RandomWOW/doc/vm.md
2018-12-31 19:27:31 +01:00

4.8 KiB

RandomX virtual machine

RandomX is intended to be run efficiently on a general-purpose CPU. The virtual machine (VM) which runs RandomX code attempts to simulate a generic CPU using the following set of components:

Imgur

Dataset

The VM has access to a read-only dataset which has a size of 4 GiB and changes every ~34 hours. See dataset.md for details how the dataset is generated.

MMU

The memory management unit (MMU) interfaces the CPU with the external memory. The purpose of the MMU is to translate the random memory accesses generated by the random program into a DRAM-friendly access pattern, where memory reads are not bound by access latency. The MMU accepts a 32-bit address addr and outputs a 64-bit value from the dataset. The dataset is read mostly sequentially. On average, there is one random read for every 8192 sequential reads. An average program reads a total of 4 MiB of the dataset and has 64 random reads.

The MMU uses two internal registers:

  • ma - Address of the next quadword to be read from memory (32-bit, 8-byte aligned).
  • mx - A 32-bit counter that determines if the next read is sequential or random. After each read, the read address is XORed with the counter and if bits 3-15 of the register are zero, bits 0-2 are cleared and the value of the mx register is copied into register ma. Thus, all random reads are aligned to a 64 KiB block boundary.

When the value of the ma register is changed to a random address, the memory location can be preloaded into CPU cache using the x86 PREFETCH instruction or ARM PRFM instruction. Implicit prefetch should ensure that sequentially accessed memory is already in the cache.

Scratchpad

The VM contains a 256 KiB scratchpad, which is accessed randomly both for reading and writing. The scratchpad is split into two segments (16 KiB and 240 KiB). 75% of accesses are into the first 16 KiB.

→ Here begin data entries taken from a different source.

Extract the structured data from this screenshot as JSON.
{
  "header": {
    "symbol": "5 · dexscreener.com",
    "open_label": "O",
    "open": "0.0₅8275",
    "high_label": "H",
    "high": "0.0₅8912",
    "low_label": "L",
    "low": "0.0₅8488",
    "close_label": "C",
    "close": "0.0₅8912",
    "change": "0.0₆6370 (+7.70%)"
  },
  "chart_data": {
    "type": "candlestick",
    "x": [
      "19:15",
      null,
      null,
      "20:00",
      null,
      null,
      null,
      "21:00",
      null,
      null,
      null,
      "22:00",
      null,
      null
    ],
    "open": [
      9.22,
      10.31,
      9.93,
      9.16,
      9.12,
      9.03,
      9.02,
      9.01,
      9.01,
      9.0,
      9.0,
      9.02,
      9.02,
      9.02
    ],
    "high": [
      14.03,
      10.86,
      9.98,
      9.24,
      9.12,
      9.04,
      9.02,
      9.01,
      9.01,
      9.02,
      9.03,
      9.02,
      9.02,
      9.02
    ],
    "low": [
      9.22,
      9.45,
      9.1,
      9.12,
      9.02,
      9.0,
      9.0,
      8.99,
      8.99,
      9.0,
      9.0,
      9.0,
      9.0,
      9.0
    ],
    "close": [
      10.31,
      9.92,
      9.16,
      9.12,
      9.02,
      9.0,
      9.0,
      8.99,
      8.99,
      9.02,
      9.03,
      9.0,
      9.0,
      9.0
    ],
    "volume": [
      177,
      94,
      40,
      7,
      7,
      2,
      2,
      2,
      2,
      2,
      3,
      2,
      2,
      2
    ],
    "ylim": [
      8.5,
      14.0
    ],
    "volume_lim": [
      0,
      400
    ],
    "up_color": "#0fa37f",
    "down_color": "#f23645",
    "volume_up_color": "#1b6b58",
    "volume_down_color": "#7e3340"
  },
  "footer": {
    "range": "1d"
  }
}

The scratchpad access pattern mimics the usual CPU cache structure. The first 16 KiB should be covered by the L1 cache, while the remaining accesses should hit the L2 cache. In some cases, the read address can be calculated in advance, which should limit the impact of L1 cache misses.

Program

The actual program is stored in a 8 KiB ring buffer structure. Each program consists of 512 random 128-bit instructions. The ring buffer structure makes sure that the program forms a closed infinite loop.

For high-performance mining, the program should be translated directly into machine code. The whole program will fit into the L1 instruction cache and hot execution paths should stay in the µOP cache that is used by newer x86 CPUs. This should limit the number of front-end stalls and keep the CPU busy most of the time.

Control unit

The control unit (CU) controls the execution of the program. It reads instructions from the program buffer and sends commands to the other units. The CU contains 3 internal registers:

  • pc - Address of the next instruction in the program buffer to be executed (64-bit, 8 byte aligned).
  • sp - Address of the last element on the stack (64-bit, 8 byte aligned).
  • ic - Instruction counter contains the number of instructions to execute before terminating. The register is decremented after each instruction and the program execution stops when ic reaches 0.

Fixed number of executed instructions ensure roughly equal runtime of each random program.

Stack

To simulate function calls, the VM uses a stack structure. The program interacts with the stack using the CALL and RET instructions. The stack has unlimited size and each stack element is 64 bits wide.

Although there is no explicit limit of the stack size, the maximum theoretical size of the stack is 16 MiB. Most programs will use around 4 KiB of stack.

Register file

The VM has 8 integer registers r0-r7 and 8 floating point registers f0-f7. The integer registers are 64 bits wide. The floating point registers are 128 bits wide and each stores two packed double precision numbers.

The number of registers is low enough so that they can be stored in actual hardware registers on most CPUs.

ALU

The arithmetic logic unit (ALU) performs integer operations. The ALU can perform binary integer operations from 7 groups (addition, subtraction, multiplication, division, bitwise operations, shift, rotation) with operand sizes of 64 or 32 bits.

FPU

The floating-point unit performs IEEE-754 compliant math using 64-bit double precision floating point numbers. Five basic operations are available: addition, subtraction, multiplication, division and square root. All operations work with two packed double precision numbers.

Binary encoding

The VM stores and loads all data in little-endian byte order. Signed integer numbers are represented using two's complement.